Goodbye Amsterdam, farewell Europe, it was nice knowing you.

There was a time when Amsterdam was the coolest, most progressive, most hip place in the world to me. I was so much younger back then and that tolerant mini city with it’s majestic canals and left wing ideals was all I ever wanted. I would have given away everything for Amsterdam and I did, my friends on the other side of the world, my exciting life in New York City, even my parents and siblings,  I gave them up all up to start my new life in Amsterdam.

I spent a great portion of my life in that watery world.  I guess we all have some sort of relationship with the place we live in. Eventually I got caught up in my own life, in the lives of my friends and the illusive beauty of the city faded into the background. Yet for me I could never forget those first days and this most precious of wallflower could still find a way to comfort me when I needed her most.

Just recently I had passed a nondescript café while sitting in the tram. I remembered that café, that time sitting there one Spring afternoon as people sat around me laughing in animated conversation. It was at that very table, sitting on that very chair where my lover told me he was leaving me. The conversations of those around us, the music, the people, all noise infact blocked out as I felt that primal silent scream coming from the deepest part of me and those feelings, like salt slipping through my hands. It was at that moment my life as I had known it slipped away forever. I remember that pain like it was just yesterday, it was that pain that was the most defining moment of my life, it will be that pain I will still remember on my deathbed. In the end the memory of him and me, of us, of our places in Amsterdam became too painful for me to deal with. Everywhere I seemed to go memories of us lurked. Certain streets, certain parks became off limits, my mind became a war zone and my soul became collateral damage. In the end my once beloved city could do nothing but crush me and it wasn’t the cities fault but mine. Amsterdam became the hulk of a great ship slipping below the waves and I was no more than a little child screaming on it’s deck. Amsterdam could never be the same again.

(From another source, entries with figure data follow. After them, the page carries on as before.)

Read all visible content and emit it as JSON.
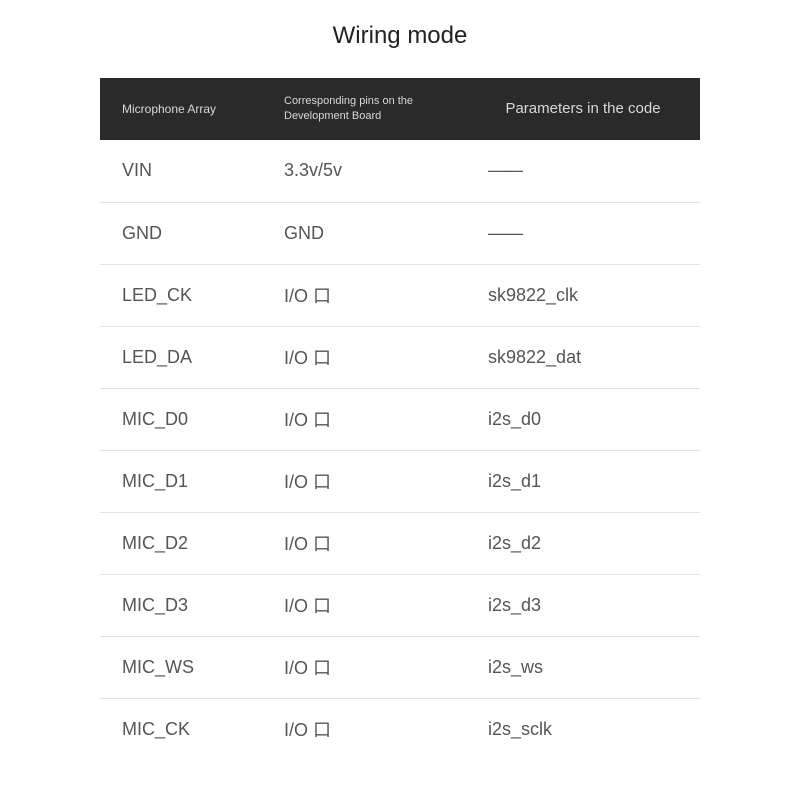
{
  "title": "Wiring mode",
  "table": {
    "background_header": "#2a2a2a",
    "header_text_color": "#d8d8d8",
    "row_border_color": "#e3e3e3",
    "body_text_color": "#555555",
    "columns": [
      {
        "label": "Microphone Array"
      },
      {
        "label": "Corresponding pins on the Development Board"
      },
      {
        "label": "Parameters in the code"
      }
    ],
    "rows": [
      {
        "c0": "VIN",
        "c1": "3.3v/5v",
        "c2": "——"
      },
      {
        "c0": "GND",
        "c1": "GND",
        "c2": "——"
      },
      {
        "c0": "LED_CK",
        "c1": "I/O 口",
        "c2": "sk9822_clk"
      },
      {
        "c0": "LED_DA",
        "c1": "I/O 口",
        "c2": "sk9822_dat"
      },
      {
        "c0": "MIC_D0",
        "c1": "I/O 口",
        "c2": "i2s_d0"
      },
      {
        "c0": "MIC_D1",
        "c1": "I/O 口",
        "c2": "i2s_d1"
      },
      {
        "c0": "MIC_D2",
        "c1": "I/O 口",
        "c2": "i2s_d2"
      },
      {
        "c0": "MIC_D3",
        "c1": "I/O 口",
        "c2": "i2s_d3"
      },
      {
        "c0": "MIC_WS",
        "c1": "I/O 口",
        "c2": "i2s_ws"
      },
      {
        "c0": "MIC_CK",
        "c1": "I/O 口",
        "c2": "i2s_sclk"
      }
    ]
  }
}
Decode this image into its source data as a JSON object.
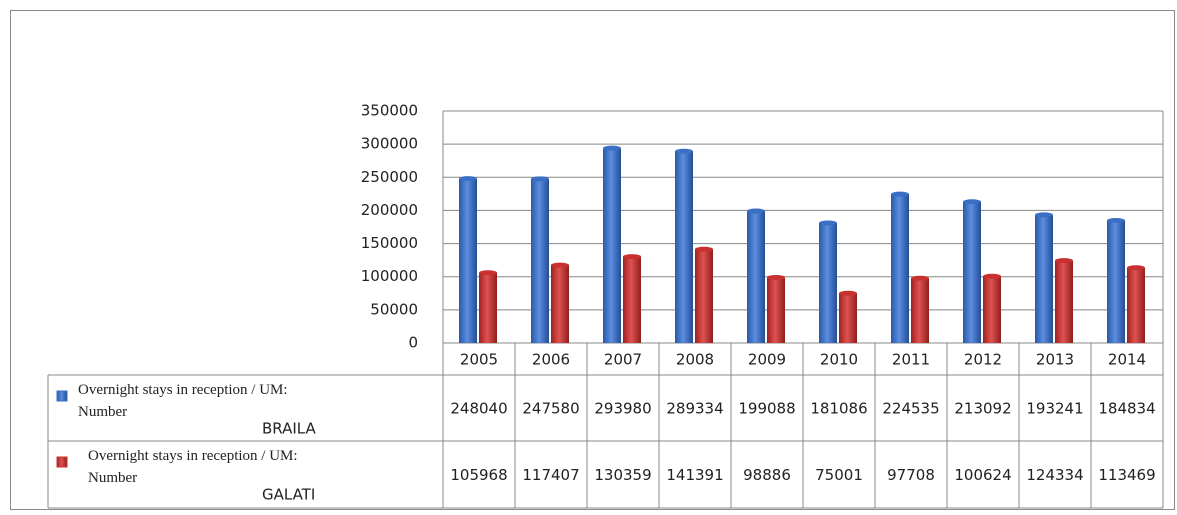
{
  "chart_data": {
    "type": "bar",
    "categories": [
      "2005",
      "2006",
      "2007",
      "2008",
      "2009",
      "2010",
      "2011",
      "2012",
      "2013",
      "2014"
    ],
    "series": [
      {
        "name": "Overnight stays in reception / UM: Number",
        "region": "BRAILA",
        "color": "#3b6fc6",
        "values": [
          248040,
          247580,
          293980,
          289334,
          199088,
          181086,
          224535,
          213092,
          193241,
          184834
        ]
      },
      {
        "name": "Overnight stays in reception / UM: Number",
        "region": "GALATI",
        "color": "#c8312f",
        "values": [
          105968,
          117407,
          130359,
          141391,
          98886,
          75001,
          97708,
          100624,
          124334,
          113469
        ]
      }
    ],
    "ylim": [
      0,
      350000
    ],
    "yticks": [
      0,
      50000,
      100000,
      150000,
      200000,
      250000,
      300000,
      350000
    ],
    "grid": true
  }
}
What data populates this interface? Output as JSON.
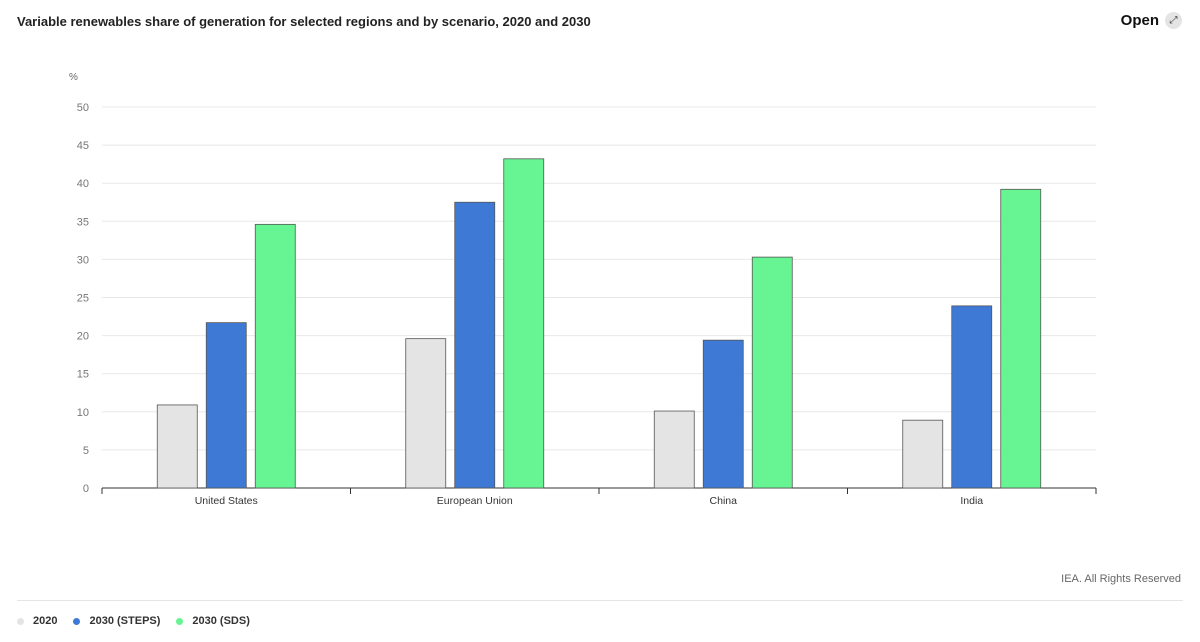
{
  "header": {
    "title": "Variable renewables share of generation for selected regions and by scenario, 2020 and 2030",
    "open_label": "Open",
    "open_icon": "expand-icon"
  },
  "credit": "IEA. All Rights Reserved",
  "chart_data": {
    "type": "bar",
    "title": "Variable renewables share of generation for selected regions and by scenario, 2020 and 2030",
    "ylabel": "%",
    "ylim": [
      0,
      50
    ],
    "yticks": [
      "0",
      "5",
      "10",
      "15",
      "20",
      "25",
      "30",
      "35",
      "40",
      "45",
      "50"
    ],
    "grid": true,
    "legend_position": "bottom-left",
    "categories": [
      "United States",
      "European Union",
      "China",
      "India"
    ],
    "series": [
      {
        "name": "2020",
        "color": "#e4e4e4",
        "values": [
          10.9,
          19.6,
          10.1,
          8.9
        ]
      },
      {
        "name": "2030 (STEPS)",
        "color": "#3e79d6",
        "values": [
          21.7,
          37.5,
          19.4,
          23.9
        ]
      },
      {
        "name": "2030 (SDS)",
        "color": "#66f592",
        "values": [
          34.6,
          43.2,
          30.3,
          39.2
        ]
      }
    ]
  }
}
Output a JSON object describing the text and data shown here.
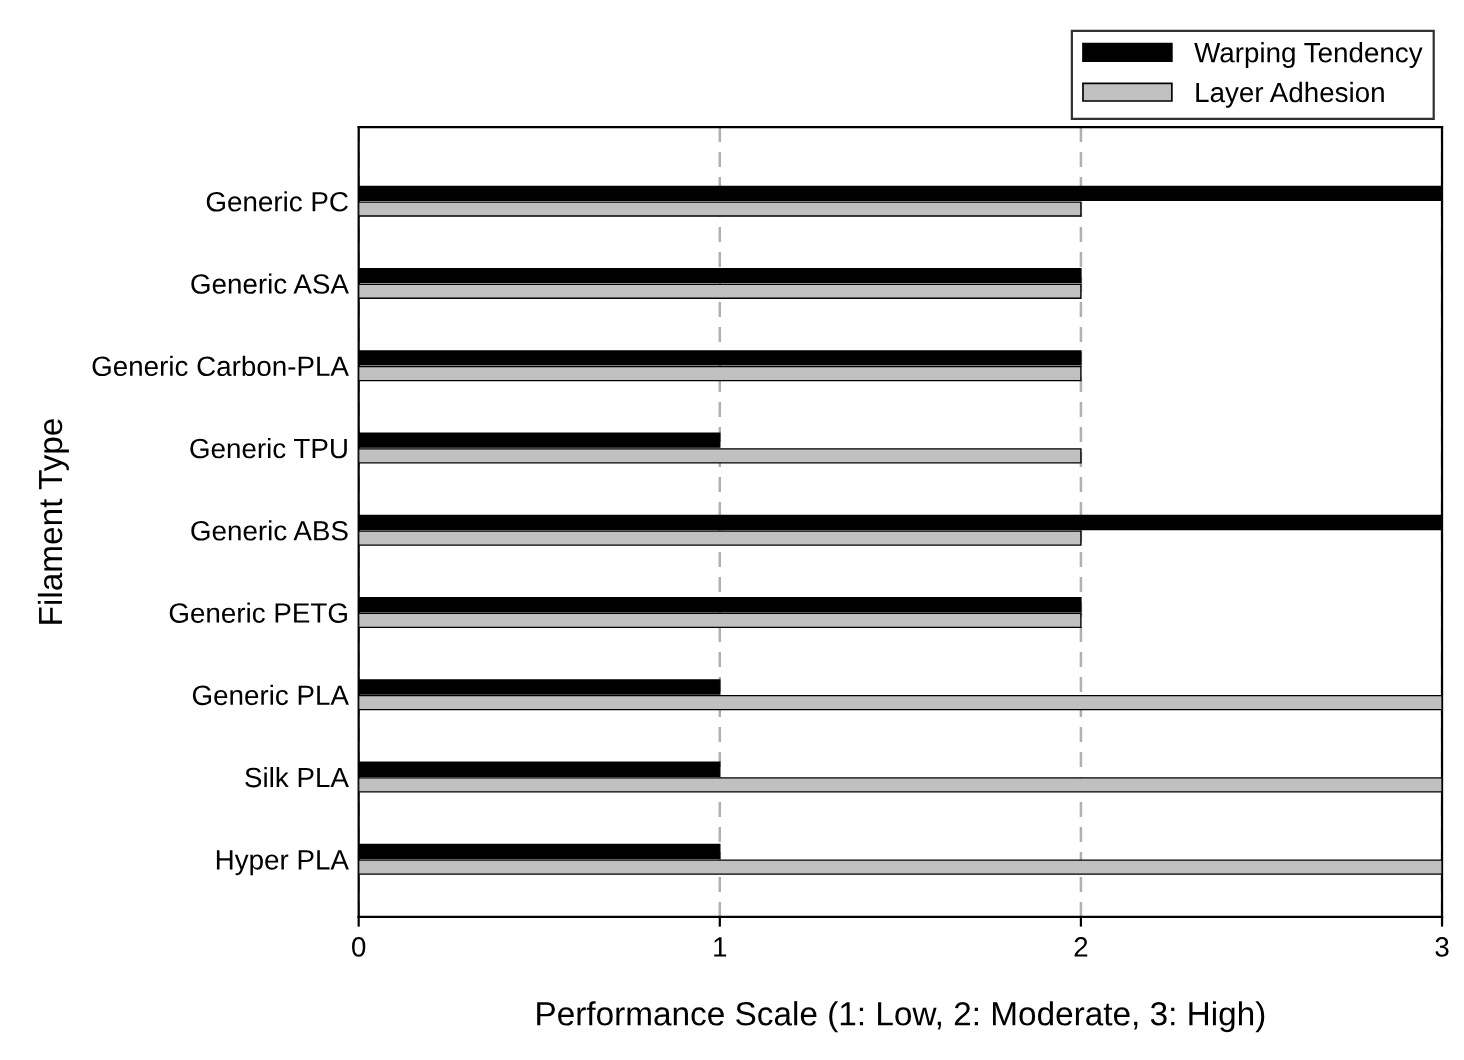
{
  "chart_data": {
    "type": "bar",
    "orientation": "horizontal",
    "xlabel": "Performance Scale (1: Low, 2: Moderate, 3: High)",
    "ylabel": "Filament Type",
    "categories": [
      "Generic PC",
      "Generic ASA",
      "Generic Carbon-PLA",
      "Generic TPU",
      "Generic ABS",
      "Generic PETG",
      "Generic PLA",
      "Silk PLA",
      "Hyper PLA"
    ],
    "series": [
      {
        "name": "Layer Adhesion",
        "color": "#c0c0c0",
        "values": [
          2,
          2,
          2,
          2,
          2,
          2,
          3,
          3,
          3
        ]
      },
      {
        "name": "Warping Tendency",
        "color": "#000000",
        "values": [
          3,
          2,
          2,
          1,
          3,
          2,
          1,
          1,
          1
        ]
      }
    ],
    "xlim": [
      0,
      3
    ],
    "xticks": [
      0,
      1,
      2,
      3
    ],
    "grid": "x",
    "legend": "top right"
  }
}
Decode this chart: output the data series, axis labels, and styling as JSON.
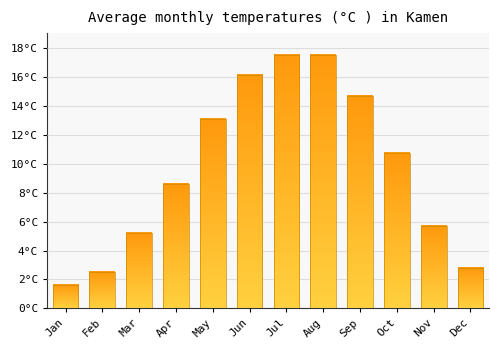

I lost faith in humanity. I had loved and cared for someone so carefully, there was no sign that our relationship was in trouble. I had been betrayed on such an immense scale that I couldn’t quite grasp. I hurt so badly inside. It sounds so strange but all I had was God. I felt I could never trust a human being again. Can you imagine I was unable to go outside into my city of ghosts yet the inside of the apartment would torment me too as we had chosen all the furniture and paintings together.

Seperating from him and how I struggled to find my place in the world again was the hardest thing I ever had to go through. I’m forever changed now. Things that I used to hold dear became irrelevant. Someone once said that with each passing decade a person changes so subtly yet so profoundly that they almost become unrecognizable to the person they once had been.

My perception became so strong around that time. I seemed to be able to look through people, through places, through things, through everything. I couldn’t stand sitting in places like Paris or Zurich anymore with their sidewalk cafés, it all seemed so dead and neat and airbrushed, I needed to live whether good or bad, I needed to feel something again.

Even as I went through these irreversable shifts Amsterdam would sometimes catch me off guard and I would notice hints in her understated beauty once more. The last time she seduced my eye was just after returning from Beijing when the moon was positioned so perfectly above the rooftops of a row of townhouses on the Herengracht canal. The water glistened that summer night, the city glistened too.

Flying over the Alps for the last time towards my new home in Africa.

Now I sit here in my new home in the Sahara desert, far from the watery world. Amongst the shifting sand dunes, amongst the flies in the market, amongst the inhabitants of this honeycomb African city I listen to them speak in tongues I do not know. I left Amsterdam, I left Europe, I left that certain pain forever. I thought I would have cried as the plane took off but infact I felt no emotion at all. The weeks prior to emigration had all gone by so quickly, resigning from my job, giving up my home, destroying letters and photos I had cherished since childhood, destroying all trace of me infact.

My last image of the Netherlands was a few farmhouses huddled on a polder being lashed by sleet as the plane climbed higher until my Dutch life became obscured behind the grey clouds for eternity. Amsterdam slipped once and for all below the waves. That plane was my life raft. European refugees sometimes arrive on the shores of Africa, I should know, i’m one of them.

I will never forget you Amsterdam, I don’t know why I was meant to suffer beside you but don’t remember my tears. Remember me when life was so much more innocent, when I would laugh cycling over your bridges on summer days, remember me learning to ice skate on your frozen canals, remember me when I used to lie in the park amongst your flowers looking up at the sky counting the clouds, remember me walking in the snowflakes, the rain, the falling cherry blossoms, the blizzards, the sunrays, the hailstones, the moonlight.

I will never forget you. I gave you the best part of me, the best part of my life and when I think back now I realise you gave me the best part of you too.